On the other hand, some companies focus squarely on brand strategy with little if any market research to guide them. Both approaches often lead to wasted time and money, either by generating the wrong kind of answers from their market research or by rolling out a poorly thought-out brand to the wrong type of customer.
So how should a business use market research to build brand equity or reposition their brand?
Assess the Foundations First
There are two powerful factors that will warp a brand strategy out of shape unless they are jumped on from the early stages. Whether you are launching a new brand, rebranding or partial rebranding (e.g. creating a new logo and packaging concept), you run the risk of being blinded by your own assumptions about the marketplace.
Of course, every business knows this but that doesn't stop them from creating bias in their market research studies, either by pre-loading their questions, making poor sampling choices or introducing unintended pressure during interviews or focus groups.
It is vital that you get an honest customer-eye view in the early stage so that you can challenge your own assumptions about customer drives and detractors.
Another mistake businesses make is to go the other way and get too abstract too early by testing out their concept statements on huge samples to generate the numbers. Having not carried out the groundwork, they risk getting the right answers but to the wrong questions leading to missed opportunities.
To generate the rich data that will give you a true insight into the marketplace it is usually best to start with some small scale, qualitative market research. There are numerous qualitative techniques – from IDIs (In-Depth Interviews) and focus groups to ethnographic studies where people are observed 'in the wild' as it were. The best market research agencies will carry a toolbox of such techniques and select the right tool depending on the client they are working with and their marketplace.

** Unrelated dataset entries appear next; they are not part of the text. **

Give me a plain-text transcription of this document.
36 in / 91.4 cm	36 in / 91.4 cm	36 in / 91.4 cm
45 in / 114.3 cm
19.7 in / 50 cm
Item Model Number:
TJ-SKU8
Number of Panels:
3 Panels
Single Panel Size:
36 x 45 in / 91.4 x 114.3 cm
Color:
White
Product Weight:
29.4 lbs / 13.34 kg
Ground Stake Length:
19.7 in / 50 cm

Concept Testing your Brand
After this first phase of research you should be ready to concept test your brand and truly gauge its potential position within the market. Your brand needs to be powerful and also well differentiated from whatever else is offered. Therefore, your baseline research results should enable you to create some strong brand statements for testing on a larger sample.
Although qualitative research may still be useful at this stage, it is mainly quantitative market research that is required to really test your hypothesis. Although a competent agency will have carefully chosen the samples for the earlier research, any bias can be swept away with a larger study. Hopefully, your qualitative research will have identified some interesting trends (e.g. your customers are strongly motivated by locally-sourced ingredients or there is a gap for high quality customer service in your niche) and your quantitative research will bear this out in cold, hard numbers. At this stage it is important that the concept statements you are testing are clear and strongly distinct from one another.
Again, the precise market research tools used by your chosen agency will vary by agency, business type and marketplace but having been based on a strong foundation, the net result will be numbers you can trust.
A Cyclical Process
Of course, building significant brand equity is not the end of the journey. Far from it; the more successful and unique your brand is perceived to be, the more competitors will be drawn towards you like a bear to a honey pot! In addition, consumer attitudes are constantly changing and whether you supply to end users, other businesses or the channel you are going to need to monitor and adapt your brand to remain relevant.
Now, there is no need to conduct an extensive market research campaign every time your results fall behind expectations – sometimes an in-house survey can reveal enough information for you to tighten up your operation and get back on track. However, if there are signs that something is wrong or market conditions have changed (e.g. a big new competitor has swallowed up market share) then you may need to reimagine your brand and thus begin the whole process again. Like a wheel, constantly in motion, your brand equity is likely to rise, stay for some time at the top and then begin to slip.
Another reason for conducting another market research phase is when you are introducing something major that will impact on your brand – this could be a physical change (e.g. in packaging or pricing), an update in your brand values or voice or a combination of these.
Whether internally or externally motivated, you will need to go back to the foundation stage, using all the data you have accumulated so far as your new baseline.
Choosing a Market Research Partner
Choosing a great market research partner, like Communications for Research, is as important as selecting a top brand strategy firm when starting off a branding project. Of course, it is possible and sometimes wise to use in-house market research, particularly if funds are limited and the risks of making costly mistakes are low. However, in many cases a professional market research agency will be far more effective in terms of sample selection, study design and data analysis.
Whichever route you go down, effective market research lies behind all high impact brand positioning and, in turn, businesses with a powerful, well-differentiated brand will find focusing their ongoing market research a more efficient process.